At high enough thresholds, this immersion can trigger the diagnosis of acute stress disorder, a milder form of PTSD that can be a harbinger. Symptoms of ASD include dissociation (e.g., feelings of unreality, loss of time, and/or disconnection), intrusive thoughts and images, efforts to avoid reminders of the traumatic experiences, and generalized anxiety that may occur in the month following the event. When these experiences last more than a month, they are described by the diagnosis of post-traumatic stress disorder.
PTSD sufferers often relive the experience through nightmares, flashbacks, and estrangement from their own emotions and surrounds. These symptoms, in turn, may lead to insomnia and other conditions. They may be severe and enduring enough to significantly impair daily life. PTSD is marked by measurable biological changes as well as harder-to-gauge psychological symptoms. The disorder is complicated by the fact that it frequently occurs in conjunction with maladies such as depression, substance abuse, memory and cognition impairment and other problems of physical and mental health. (For more information on PTSD, visit the National Center for PTSD)
Although we assume that journalists’ responses to traumatic events may be severe, it is important to remember that every individual has a unique emotional reaction. Two people with similar exposure to traumatic events may have very different emotional responses.
Though the research on journalists and 9/11 hasn’t been conducted, there is considerable anecdotal evidence of emotional effects from the testimony of journalists themselves. “You don’t get rid of [those] pictures, they keep coming back,” Jim Pensiero, vice president of news operations at the Wall Street Journal, said of witnessing people jumping to their deaths from the World Trade Center.

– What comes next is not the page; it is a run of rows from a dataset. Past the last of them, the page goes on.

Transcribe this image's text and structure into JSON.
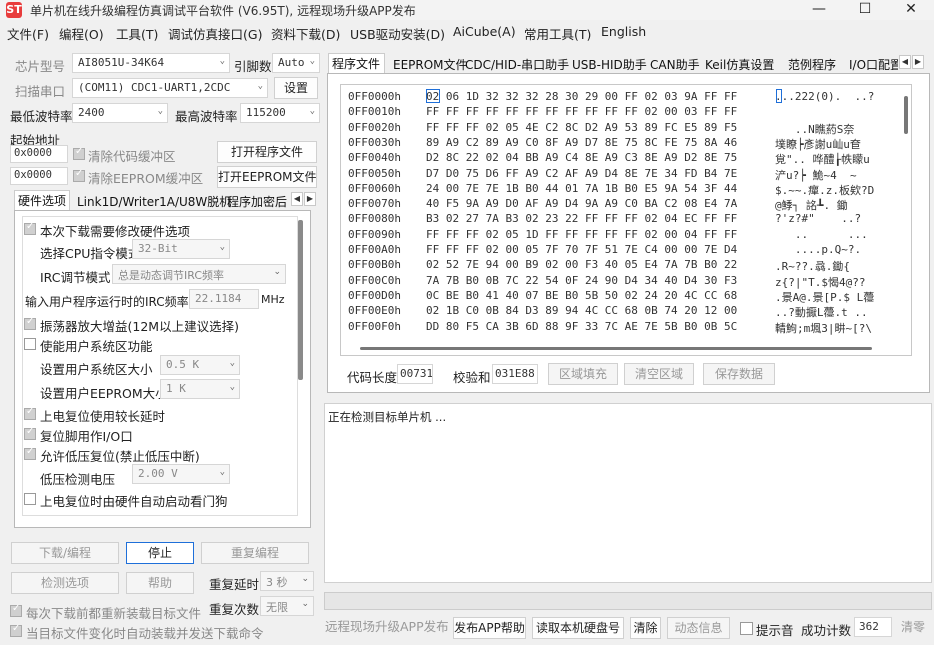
{
  "window": {
    "title": "单片机在线升级编程仿真调试平台软件 (V6.95T), 远程现场升级APP发布",
    "logo_glyph": "ST"
  },
  "menu": [
    "文件(F)",
    "编程(O)",
    "工具(T)",
    "调试仿真接口(G)",
    "资料下载(D)",
    "USB驱动安装(D)",
    "AiCube(A)",
    "常用工具(T)",
    "English"
  ],
  "left": {
    "chip_label": "芯片型号",
    "chip_value": "AI8051U-34K64",
    "pins_label": "引脚数",
    "pins_value": "Auto",
    "port_button": "扫描串口",
    "port_value": "(COM11) CDC1-UART1,2CDC",
    "settings_button": "设置",
    "min_baud_label": "最低波特率",
    "min_baud_value": "2400",
    "max_baud_label": "最高波特率",
    "max_baud_value": "115200",
    "start_addr_label": "起始地址",
    "code_addr": "0x0000",
    "clear_code_label": "清除代码缓冲区",
    "open_prog_button": "打开程序文件",
    "eeprom_addr": "0x0000",
    "clear_eeprom_label": "清除EEPROM缓冲区",
    "open_eeprom_button": "打开EEPROM文件",
    "tabs": [
      "硬件选项",
      "Link1D/Writer1A/U8W脱机",
      "程序加密后"
    ],
    "options": {
      "opt1": "本次下载需要修改硬件选项",
      "cpu_mode_label": "选择CPU指令模式",
      "cpu_mode_value": "32-Bit",
      "irc_label": "IRC调节模式",
      "irc_value": "总是动态调节IRC频率",
      "freq_label": "输入用户程序运行时的IRC频率",
      "freq_value": "22.1184",
      "freq_unit": "MHz",
      "osc": "振荡器放大增益(12M以上建议选择)",
      "sysreg": "使能用户系统区功能",
      "sys_size_label": "设置用户系统区大小",
      "sys_size_value": "0.5 K",
      "eeprom_size_label": "设置用户EEPROM大小",
      "eeprom_size_value": "1   K",
      "delay": "上电复位使用较长延时",
      "reset_pin": "复位脚用作I/O口",
      "lvr": "允许低压复位(禁止低压中断)",
      "lvd_label": "低压检测电压",
      "lvd_value": "2.00 V",
      "wdt": "上电复位时由硬件自动启动看门狗"
    },
    "btn_download": "下载/编程",
    "btn_stop": "停止",
    "btn_reprogram": "重复编程",
    "btn_detect": "检测选项",
    "btn_help": "帮助",
    "repeat_delay_label": "重复延时",
    "repeat_delay_value": "3 秒",
    "repeat_count_label": "重复次数",
    "repeat_count_value": "无限",
    "reload_label": "每次下载前都重新装载目标文件",
    "auto_send_label": "当目标文件变化时自动装载并发送下载命令"
  },
  "right": {
    "tabs": [
      "程序文件",
      "EEPROM文件",
      "CDC/HID-串口助手",
      "USB-HID助手",
      "CAN助手",
      "Keil仿真设置",
      "范例程序",
      "I/O口配置"
    ],
    "hex_rows": [
      {
        "addr": "0FF0000h",
        "bytes": "02 06 1D 32 32 32 28 30 29 00 FF 02 03 9A FF FF",
        "ascii": "...222(0).  ..?"
      },
      {
        "addr": "0FF0010h",
        "bytes": "FF FF FF FF FF FF FF FF FF FF FF 02 00 03 FF FF",
        "ascii": ""
      },
      {
        "addr": "0FF0020h",
        "bytes": "FF FF FF 02 05 4E C2 8C D2 A9 53 89 FC E5 89 F5",
        "ascii": "   ..N瞧葯S奈"
      },
      {
        "addr": "0FF0030h",
        "bytes": "89 A9 C2 89 A9 C0 8F A9 D7 8E 75 8C FE 75 8A 46",
        "ascii": "墣瞭┝彥謝u屾u奆"
      },
      {
        "addr": "0FF0040h",
        "bytes": "D2 8C 22 02 04 BB A9 C4 8E A9 C3 8E A9 D2 8E 75",
        "ascii": "覍\".. 哗醴┟帙矇u"
      },
      {
        "addr": "0FF0050h",
        "bytes": "D7 D0 75 D6 FF A9 C2 AF A9 D4 8E 7E 34 FD B4 7E",
        "ascii": "浐u?┝ 鮠~4  ~"
      },
      {
        "addr": "0FF0060h",
        "bytes": "24 00 7E 7E 1B B0 44 01 7A 1B B0 E5 9A 54 3F 44",
        "ascii": "$.~~.癉.z.板欸?D"
      },
      {
        "addr": "0FF0070h",
        "bytes": "40 F5 9A A9 D0 AF A9 D4 9A A9 C0 BA C2 08 E4 7A",
        "ascii": "@鯚┐ 詺┺. 鋤"
      },
      {
        "addr": "0FF0080h",
        "bytes": "B3 02 27 7A B3 02 23 22 FF FF FF 02 04 EC FF FF",
        "ascii": "?'z?#\"    ..?"
      },
      {
        "addr": "0FF0090h",
        "bytes": "FF FF FF 02 05 1D FF FF FF FF FF 02 00 04 FF FF",
        "ascii": "   ..      ..."
      },
      {
        "addr": "0FF00A0h",
        "bytes": "FF FF FF 02 00 05 7F 70 7F 51 7E C4 00 00 7E D4",
        "ascii": "   ....p.Q~?."
      },
      {
        "addr": "0FF00B0h",
        "bytes": "02 52 7E 94 00 B9 02 00 F3 40 05 E4 7A 7B B0 22",
        "ascii": ".R~??.骉.鋤{"
      },
      {
        "addr": "0FF00C0h",
        "bytes": "7A 7B B0 0B 7C 22 54 0F 24 90 D4 34 40 D4 30 F3",
        "ascii": "z{?|\"T.$愒4@??"
      },
      {
        "addr": "0FF00D0h",
        "bytes": "0C BE B0 41 40 07 BE B0 5B 50 02 24 20 4C CC 68",
        "ascii": ".景A@.景[P.$ L蘉"
      },
      {
        "addr": "0FF00E0h",
        "bytes": "02 1B C0 0B 84 D3 89 94 4C CC 68 0B 74 20 12 00",
        "ascii": "..?動擫L蘉.t .."
      },
      {
        "addr": "0FF00F0h",
        "bytes": "DD 80 F5 CA 3B 6D 88 9F 33 7C AE 7E 5B B0 0B 5C",
        "ascii": "輤鮈;m堸3|畊~[?\\"
      }
    ],
    "code_len_label": "代码长度",
    "code_len_value": "00731",
    "checksum_label": "校验和",
    "checksum_value": "031E88",
    "fill_button": "区域填充",
    "clear_button": "清空区域",
    "save_button": "保存数据",
    "log_text": "正在检测目标单片机 ..."
  },
  "status": {
    "publish_button": "远程现场升级APP发布",
    "publish_help_button": "发布APP帮助",
    "read_disk_button": "读取本机硬盘号",
    "clear_button": "清除",
    "anim_button": "动态信息",
    "beep_label": "提示音",
    "success_label": "成功计数",
    "success_value": "362",
    "clear_count_button": "清零"
  }
}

Christine Haughney of the Washington Post put it this way: “I didn’t know how to share with my friends and relatives what I was going through. It almost felt like everything I had to say about work was too depressing. When my friends joked that a crushed bag of potato chips resembled World Trade Center victims, I remarked that the remains I saw were far more pulverized than potato chip crumbs. When my boyfriend tried to rent a movie to watch with me, it took three tries to find something that didn’t have a plane crash or a terrorist in it.”
In January 2002, the Dart Center for Journalism and Trauma established a New York City Office. Founding directors Elana Newman and Barbara Monseu spent considerable time reaching out to journalists who covered 9/11. Many described an inability to eliminate the stench of death from their nasal cavities. Some described being overwhelmed by intrusive images of body parts seemingly etched in their memory. Many more reported that they were so busy covering the event in the weeks and months following the event that they only experienced the emotional effects months later.